= Liverpool University Neuroleptic Side-Effect Rating Scale =

LUNSERS refers to the Liverpool University Neuroleptic Side Effect Rating Scale.

==Overview==
Within the field of psychiatry, many simple and complex tools exist for the rating of such things as severity of illness and problems associated with the use of medications, for treating mental illness. The medications used to treat mental illness—particularly psychotic disorders—are referred to as anti-psychotics or neuroleptics. Both phrases, although generally used interchangeably, are not actually the same.

The LUNSERS is designed to monitor medication-induced side effects. This psychiatric assessment tools allows for the monitoring of side effects related to neuroleptic (or anti-psychotic) medications. The test is a self-reported check-tick box format with a predefined scale from "not at all" to "very much". The test asks 51 questions in all with a number being red herrings to test for people over-rating themselves. It has been proposed that this is useful for spotting malingerers and hypochondriacs, however its intention in the original research proposal for LUNSERS was to demonstrate the robustness and reliability of self-reporting.

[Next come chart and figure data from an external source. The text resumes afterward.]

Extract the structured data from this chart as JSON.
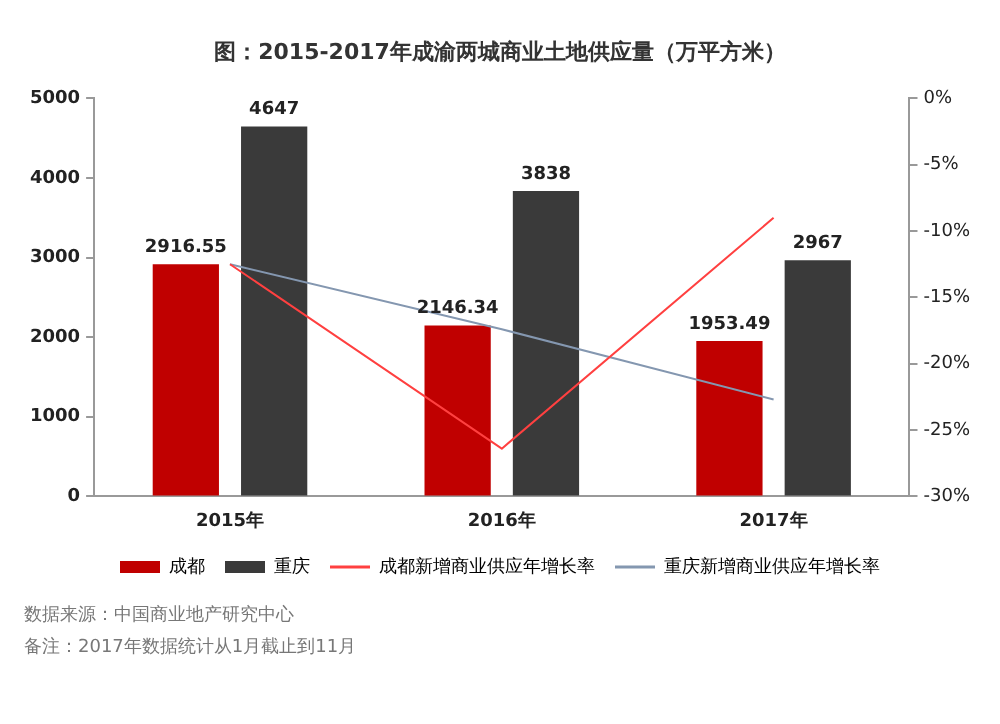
{
  "chart_data": {
    "type": "bar",
    "title": "图：2015-2017年成渝两城商业土地供应量（万平方米）",
    "categories": [
      "2015年",
      "2016年",
      "2017年"
    ],
    "series": [
      {
        "name": "成都",
        "color": "#c00000",
        "values": [
          2916.55,
          2146.34,
          1953.49
        ],
        "value_labels": [
          "2916.55",
          "2146.34",
          "1953.49"
        ]
      },
      {
        "name": "重庆",
        "color": "#3a3a3a",
        "values": [
          4647,
          3838,
          2967
        ],
        "value_labels": [
          "4647",
          "3838",
          "2967"
        ]
      },
      {
        "name": "成都新增商业供应年增长率",
        "type": "line",
        "axis": "y2",
        "color": "#ff4040",
        "values": [
          -12.5,
          -26.4,
          -9.0
        ]
      },
      {
        "name": "重庆新增商业供应年增长率",
        "type": "line",
        "axis": "y2",
        "color": "#8497b0",
        "values": [
          -12.5,
          -17.4,
          -22.7
        ]
      }
    ],
    "ylim": [
      0,
      5000
    ],
    "yticks": [
      0,
      1000,
      2000,
      3000,
      4000,
      5000
    ],
    "y2lim": [
      -30,
      0
    ],
    "y2ticks": [
      {
        "value": 0,
        "label": "0%"
      },
      {
        "value": -5,
        "label": "-5%"
      },
      {
        "value": -10,
        "label": "-10%"
      },
      {
        "value": -15,
        "label": "-15%"
      },
      {
        "value": -20,
        "label": "-20%"
      },
      {
        "value": -25,
        "label": "-25%"
      },
      {
        "value": -30,
        "label": "-30%"
      }
    ],
    "grid": false,
    "legend": "bottom",
    "marker": "none",
    "line_style": "solid",
    "annotations": [
      "数据来源：中国商业地产研究中心",
      "备注：2017年数据统计从1月截止到11月"
    ]
  }
}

There are seven subcategories in the overall results:
- Extrapyramidal – parkinsonian type side effects.
- Autonomic – related to uncontrollable side effects.
- Psychic – relating to the functioning of mind and emotion.
- Miscellaneous/various – known side effects without category.
- Anticholinergic – side-effects impacting the choline system.
- Allergic reaction.
- Prolactin – many neuroleptics affect hormones particularly prolactin.

As well as,
- Red herrings – designed to trap people who over-rate symptoms.